In a nice twist, Westron brings her sleuths into contact with real people from the era. A strong start to what should be a recurring series.


It’s always sad to see a beloved series come to an end, but Frieda Klein, Nicci French’s London-walking psychologist, perhaps deserves a rest more than most. Day of the Dead brings with it the resolution of the Dean Reeve case, the psychopathic killer who has eluded Frieda and the police for more than a decade, often with disastrous results to those Frieda cared about.

Charming and likeable, Reeves has been able to disappear and reappear at will, and become obsessed over the years with Frieda. After a decade of working with the police on cases, she now finds herself in hiding to protect those she loves.

But a showdown looms, and she must step out in public once again in order to bring Reeves to justice if she can. It will take a criminology student who tracks Frieda down to make the psychologist see that she herself holds the key to stopping Reeves, despite the cost to her personally.

As Frieda plays off against Reeve and his twisted games, she finds herself running up against her most formidable opponent. It’s a chilling climax that will stay with the reader long after the last page is read. A worthy conclusion to an addictive series.

Emily Littlejohn: Lost Lake Sunday, Nov 18 2018 


Emily Littlejohn’s third Colorado Detective Gemma Monroe mystery, Lost Lake, finds the new mother investigating a missing persons case that soon become so much more.

Four friends are camping at Lost Lake, despite the chilly weather, when they wake in the morning to find Sari Chesney has gone missing in the night. There’s no trace of the young woman, and the timing is most suspect.

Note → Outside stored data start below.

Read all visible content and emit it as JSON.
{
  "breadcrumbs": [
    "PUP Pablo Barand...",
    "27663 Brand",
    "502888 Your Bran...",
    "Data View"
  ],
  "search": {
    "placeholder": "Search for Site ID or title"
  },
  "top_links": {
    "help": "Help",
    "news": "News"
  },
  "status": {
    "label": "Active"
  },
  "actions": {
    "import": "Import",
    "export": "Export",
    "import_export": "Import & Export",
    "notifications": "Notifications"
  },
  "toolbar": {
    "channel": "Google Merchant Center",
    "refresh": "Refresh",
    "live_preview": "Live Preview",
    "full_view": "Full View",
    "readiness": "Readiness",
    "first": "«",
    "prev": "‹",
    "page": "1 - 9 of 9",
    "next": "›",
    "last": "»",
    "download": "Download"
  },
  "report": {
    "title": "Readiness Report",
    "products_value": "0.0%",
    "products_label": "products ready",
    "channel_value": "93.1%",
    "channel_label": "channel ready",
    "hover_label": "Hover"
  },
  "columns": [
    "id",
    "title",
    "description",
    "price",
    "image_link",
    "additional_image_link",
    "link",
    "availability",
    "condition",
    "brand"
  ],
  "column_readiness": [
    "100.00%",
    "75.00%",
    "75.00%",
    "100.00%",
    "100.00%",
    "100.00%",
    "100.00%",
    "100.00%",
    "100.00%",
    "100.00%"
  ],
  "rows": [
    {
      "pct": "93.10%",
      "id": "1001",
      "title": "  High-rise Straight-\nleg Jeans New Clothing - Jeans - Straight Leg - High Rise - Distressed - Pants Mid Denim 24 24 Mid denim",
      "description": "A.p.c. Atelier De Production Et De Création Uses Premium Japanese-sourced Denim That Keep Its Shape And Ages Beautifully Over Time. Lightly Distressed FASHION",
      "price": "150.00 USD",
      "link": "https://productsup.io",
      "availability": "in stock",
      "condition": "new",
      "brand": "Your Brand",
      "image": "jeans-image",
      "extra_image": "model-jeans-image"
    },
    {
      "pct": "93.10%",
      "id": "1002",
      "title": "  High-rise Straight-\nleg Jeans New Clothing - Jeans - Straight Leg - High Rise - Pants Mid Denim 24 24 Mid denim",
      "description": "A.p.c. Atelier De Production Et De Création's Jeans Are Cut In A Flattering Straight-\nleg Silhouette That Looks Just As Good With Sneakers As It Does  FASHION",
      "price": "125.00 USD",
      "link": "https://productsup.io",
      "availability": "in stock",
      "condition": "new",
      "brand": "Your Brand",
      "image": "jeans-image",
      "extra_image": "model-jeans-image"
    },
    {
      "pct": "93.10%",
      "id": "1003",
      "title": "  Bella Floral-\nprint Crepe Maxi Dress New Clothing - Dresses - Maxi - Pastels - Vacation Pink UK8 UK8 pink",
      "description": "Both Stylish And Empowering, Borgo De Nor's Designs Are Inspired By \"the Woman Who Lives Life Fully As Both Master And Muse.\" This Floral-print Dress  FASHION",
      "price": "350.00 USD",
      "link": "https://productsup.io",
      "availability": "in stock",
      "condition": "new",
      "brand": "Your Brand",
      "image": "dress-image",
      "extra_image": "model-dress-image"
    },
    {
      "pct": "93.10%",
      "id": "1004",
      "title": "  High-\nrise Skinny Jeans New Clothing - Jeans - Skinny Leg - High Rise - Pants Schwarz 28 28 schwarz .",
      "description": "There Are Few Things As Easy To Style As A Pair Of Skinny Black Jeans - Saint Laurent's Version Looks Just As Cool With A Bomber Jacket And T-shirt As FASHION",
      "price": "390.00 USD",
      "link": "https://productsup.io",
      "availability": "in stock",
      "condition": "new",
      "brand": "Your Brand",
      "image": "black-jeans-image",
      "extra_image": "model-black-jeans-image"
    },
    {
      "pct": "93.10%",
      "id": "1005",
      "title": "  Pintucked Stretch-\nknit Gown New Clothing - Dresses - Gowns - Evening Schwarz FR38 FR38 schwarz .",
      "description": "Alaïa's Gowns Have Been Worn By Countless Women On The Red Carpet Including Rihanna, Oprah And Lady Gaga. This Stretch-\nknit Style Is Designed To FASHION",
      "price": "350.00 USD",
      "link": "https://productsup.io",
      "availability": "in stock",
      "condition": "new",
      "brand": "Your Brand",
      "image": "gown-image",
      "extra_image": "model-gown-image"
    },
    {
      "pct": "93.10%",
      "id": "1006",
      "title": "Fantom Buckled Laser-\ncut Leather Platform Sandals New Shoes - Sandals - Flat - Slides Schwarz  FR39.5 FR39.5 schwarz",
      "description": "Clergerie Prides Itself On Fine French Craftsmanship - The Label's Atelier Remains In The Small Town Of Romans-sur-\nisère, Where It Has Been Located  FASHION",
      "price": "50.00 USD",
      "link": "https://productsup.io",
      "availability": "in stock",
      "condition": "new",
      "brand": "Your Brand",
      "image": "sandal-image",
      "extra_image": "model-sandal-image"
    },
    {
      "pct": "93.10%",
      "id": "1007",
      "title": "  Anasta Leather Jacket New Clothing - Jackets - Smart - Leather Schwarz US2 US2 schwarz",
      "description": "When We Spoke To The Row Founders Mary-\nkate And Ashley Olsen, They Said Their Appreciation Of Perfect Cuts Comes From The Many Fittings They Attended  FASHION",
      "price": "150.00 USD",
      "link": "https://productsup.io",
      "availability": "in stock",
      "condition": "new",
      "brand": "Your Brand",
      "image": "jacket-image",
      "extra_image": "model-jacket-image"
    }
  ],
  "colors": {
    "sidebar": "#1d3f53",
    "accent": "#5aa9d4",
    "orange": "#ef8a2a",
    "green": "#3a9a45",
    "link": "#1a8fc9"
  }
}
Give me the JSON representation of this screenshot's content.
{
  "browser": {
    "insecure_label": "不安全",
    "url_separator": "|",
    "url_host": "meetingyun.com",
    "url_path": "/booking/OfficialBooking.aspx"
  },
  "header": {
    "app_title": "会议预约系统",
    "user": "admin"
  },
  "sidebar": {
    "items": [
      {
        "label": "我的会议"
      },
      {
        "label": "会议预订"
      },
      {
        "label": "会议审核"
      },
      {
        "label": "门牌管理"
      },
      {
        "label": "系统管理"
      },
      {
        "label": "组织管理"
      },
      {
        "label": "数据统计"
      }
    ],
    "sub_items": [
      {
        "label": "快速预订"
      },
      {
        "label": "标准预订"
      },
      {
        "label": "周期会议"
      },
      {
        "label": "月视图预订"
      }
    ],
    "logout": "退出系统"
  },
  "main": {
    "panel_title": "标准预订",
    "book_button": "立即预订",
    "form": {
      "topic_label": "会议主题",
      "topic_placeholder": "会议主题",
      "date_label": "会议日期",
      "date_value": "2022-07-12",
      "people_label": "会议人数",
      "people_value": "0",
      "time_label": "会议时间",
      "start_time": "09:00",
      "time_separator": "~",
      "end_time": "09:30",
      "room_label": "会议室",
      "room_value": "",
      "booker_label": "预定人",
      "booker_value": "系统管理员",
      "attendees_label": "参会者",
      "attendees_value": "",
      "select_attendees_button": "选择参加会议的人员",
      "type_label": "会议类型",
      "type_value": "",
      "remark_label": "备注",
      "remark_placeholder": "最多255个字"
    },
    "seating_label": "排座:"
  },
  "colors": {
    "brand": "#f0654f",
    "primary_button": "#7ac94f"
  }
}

Sari has been working on the special gala at the local museum and that night is its gala. As assistant curator, she would never miss this special evening, of great importance to gathering donors.

Gemma is slated to attend and does so, espcially when she’s summoned by the current director who claims a valuable diary, the gem of the museum for attracting donors, is missing.

Then a murder occurs, and Gemma realizes the history of the town and these people are wrapped together in more of a complex way than she’s imagined. Could the secrets of the past we impacting on the present in a deadly way?

Littlejohn’s prose elevates the detective investigation: “…Who was ultimately more authentic: the man who lived in meekness and possibly had a darker side, or the man who walked in darkness and struggled to find the light within?”

With the setting its own intriguing character, this is a strong entry in a compelling series.